Sniper's siblings describe violent upbringing
Sister of John Muhammad: 'We were raised like animals'
John Muhammad, right, and Lee Boyd Malvo
WASHINGTON (CNN) -- Three siblings of convicted sniper John Muhammad said he was regularly and severely beaten as a child by several relatives, including an uncle who beat another child to death at a Louisiana reform school.
"Our life was pure hell," said Aurolyn Marie Williams, one of Muhammad's sisters. "We just got beat. I wouldn't wish the life I had ... on my worst enemy." She said all six Williams children were beaten with electrical cords, switches, hose pipe and by hands.
"We didn't know anything but beatings," said Bessie Williams, Muhammad's oldest sibling. "We were raised like animals."
Lawyers for Muhammad, 42, submitted the statements along with numerous motions Monday as they asked a Virginia judge to overturn Muhammad's conviction and death sentence for the murder of Dean Harold Meyers.
Thirteen people were shot during the October 2002 sniper shootings that terrorized the Washington area and outlying communities in Maryland and Virginia.
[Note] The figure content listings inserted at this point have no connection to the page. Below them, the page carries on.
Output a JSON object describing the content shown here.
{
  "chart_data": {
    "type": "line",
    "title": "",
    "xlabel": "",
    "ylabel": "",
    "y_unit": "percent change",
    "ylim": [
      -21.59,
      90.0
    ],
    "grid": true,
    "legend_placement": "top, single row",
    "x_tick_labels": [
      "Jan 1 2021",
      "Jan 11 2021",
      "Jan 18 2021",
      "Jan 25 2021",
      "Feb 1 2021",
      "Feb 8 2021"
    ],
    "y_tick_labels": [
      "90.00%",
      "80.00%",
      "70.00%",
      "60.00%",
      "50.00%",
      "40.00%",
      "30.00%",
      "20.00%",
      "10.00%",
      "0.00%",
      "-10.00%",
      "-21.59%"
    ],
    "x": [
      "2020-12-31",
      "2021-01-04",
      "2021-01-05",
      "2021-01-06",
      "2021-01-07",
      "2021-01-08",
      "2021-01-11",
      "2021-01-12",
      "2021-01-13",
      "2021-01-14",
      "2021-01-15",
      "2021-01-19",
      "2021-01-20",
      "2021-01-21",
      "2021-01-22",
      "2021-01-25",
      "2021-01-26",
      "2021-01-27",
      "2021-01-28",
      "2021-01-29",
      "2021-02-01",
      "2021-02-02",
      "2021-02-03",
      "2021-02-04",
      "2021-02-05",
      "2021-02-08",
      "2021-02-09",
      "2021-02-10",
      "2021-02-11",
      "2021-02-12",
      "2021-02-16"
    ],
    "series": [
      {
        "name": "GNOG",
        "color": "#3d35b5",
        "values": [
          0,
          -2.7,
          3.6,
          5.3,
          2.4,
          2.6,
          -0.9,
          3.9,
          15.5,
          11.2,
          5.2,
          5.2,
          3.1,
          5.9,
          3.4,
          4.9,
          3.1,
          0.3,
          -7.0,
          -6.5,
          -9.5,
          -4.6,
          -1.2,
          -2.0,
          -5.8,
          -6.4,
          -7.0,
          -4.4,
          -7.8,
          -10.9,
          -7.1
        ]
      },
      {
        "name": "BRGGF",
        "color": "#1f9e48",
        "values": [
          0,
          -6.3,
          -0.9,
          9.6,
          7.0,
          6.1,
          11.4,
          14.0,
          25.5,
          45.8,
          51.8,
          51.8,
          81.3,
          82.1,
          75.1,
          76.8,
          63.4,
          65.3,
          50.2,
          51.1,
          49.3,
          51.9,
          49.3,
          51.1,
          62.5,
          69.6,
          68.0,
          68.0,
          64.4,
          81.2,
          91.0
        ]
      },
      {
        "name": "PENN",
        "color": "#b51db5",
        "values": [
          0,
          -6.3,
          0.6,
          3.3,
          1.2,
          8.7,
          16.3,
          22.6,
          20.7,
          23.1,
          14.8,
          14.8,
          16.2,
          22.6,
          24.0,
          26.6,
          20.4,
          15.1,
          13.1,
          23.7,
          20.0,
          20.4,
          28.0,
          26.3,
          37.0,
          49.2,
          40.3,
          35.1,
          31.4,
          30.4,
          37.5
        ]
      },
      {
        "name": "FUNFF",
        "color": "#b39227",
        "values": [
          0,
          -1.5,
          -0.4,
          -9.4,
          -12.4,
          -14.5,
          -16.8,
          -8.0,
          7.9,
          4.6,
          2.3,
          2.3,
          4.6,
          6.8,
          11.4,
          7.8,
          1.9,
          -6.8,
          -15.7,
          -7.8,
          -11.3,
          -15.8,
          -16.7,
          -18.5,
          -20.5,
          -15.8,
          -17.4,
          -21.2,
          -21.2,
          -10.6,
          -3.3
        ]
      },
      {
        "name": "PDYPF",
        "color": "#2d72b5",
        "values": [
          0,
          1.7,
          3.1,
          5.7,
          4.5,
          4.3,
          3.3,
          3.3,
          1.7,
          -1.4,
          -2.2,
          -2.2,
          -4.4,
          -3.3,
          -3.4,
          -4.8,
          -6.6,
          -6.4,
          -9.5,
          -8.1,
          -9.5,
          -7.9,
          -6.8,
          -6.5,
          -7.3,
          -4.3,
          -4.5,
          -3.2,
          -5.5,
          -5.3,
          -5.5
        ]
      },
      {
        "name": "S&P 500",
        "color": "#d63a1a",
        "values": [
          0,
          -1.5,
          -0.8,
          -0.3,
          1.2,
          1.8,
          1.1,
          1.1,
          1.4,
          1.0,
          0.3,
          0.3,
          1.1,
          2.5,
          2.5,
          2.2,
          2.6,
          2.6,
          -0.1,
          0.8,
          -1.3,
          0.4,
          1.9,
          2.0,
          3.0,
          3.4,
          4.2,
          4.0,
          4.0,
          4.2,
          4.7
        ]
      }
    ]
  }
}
Ten of the sniper victims died.
In November, a Virginia Beach, Virginia, jury convicted Muhammad of two capital offenses related to one of the Washington-area sniper shootings. The same jury sentenced him to death.
A Virginia judge is scheduled March 10 to rule on that sentence. He has the power to reduce the sentence to life in prison, although such reductions of jury-imposed sentences are rare.
Muhammad's accomplice, 18-year-old Lee Boyd Malvo, was convicted in mid-December of terrorism and capital murder in the October slaying of Linda Franklin, one of the victims of the sniper spree. A jury sentenced him to life in prison without parole.
Before Muhammad's trial, Judge LeRoy Millette Jr. ruled that defense attorneys could not present mental health testimony about Muhammad's background because Muhammad had refused to be examined by mental health experts hired by prosecutors.
Testimony about Muhammad's childhood "would have been extremely dramatic" and may have had an impact on jurors, Muhammad's attorneys said in their motions.
While certain details of Muhammad's upbringing was revealed during his trial, including the death of his mother, Myrtis, from breast cancer when Muhammad was 2-years-old, jurors did not hear of the alleged beatings and other abuse.
According to the motions, Muhammad's uncle, Felton Holiday, worked as a guard at a Louisiana reform school in the early 1960s, and beat a 15-year-old mentally retarded prisoner to death. Holiday beat the child with a leather strap 25 to 30 times, according to court records.
Muhammad's attorneys submitted graphic photographs of the boy with lash marks to his buttocks.
Felton Holiday also beat John Muhammad, according to Edward Williams, Muhammad's youngest brother.
Another relative once forced Muhammad "to place his hand on the spark plug of a lawnmower" and pulled the cord. "It would shock the sh-- out of him, and they would just laugh in the yard," Edward Williams said.
In addition to the statement by siblings, the motions contain an affidavit by forensic psychologist Mark D. Cunningham, who said a host of factors harmed Muhammad, including the death of his mother from breast cancer, the abandonment by his father, physical abuse, peer isolation and abnormal neurological functioning.
Those factors undermined Muhammad's development, Cunningham wrote. Muhammad's jobs and marriage helped him establish a constructive life, he wrote, but "when these supports were removed, the underlying developmental pathology emerged -- culminating in the capital offense(s)."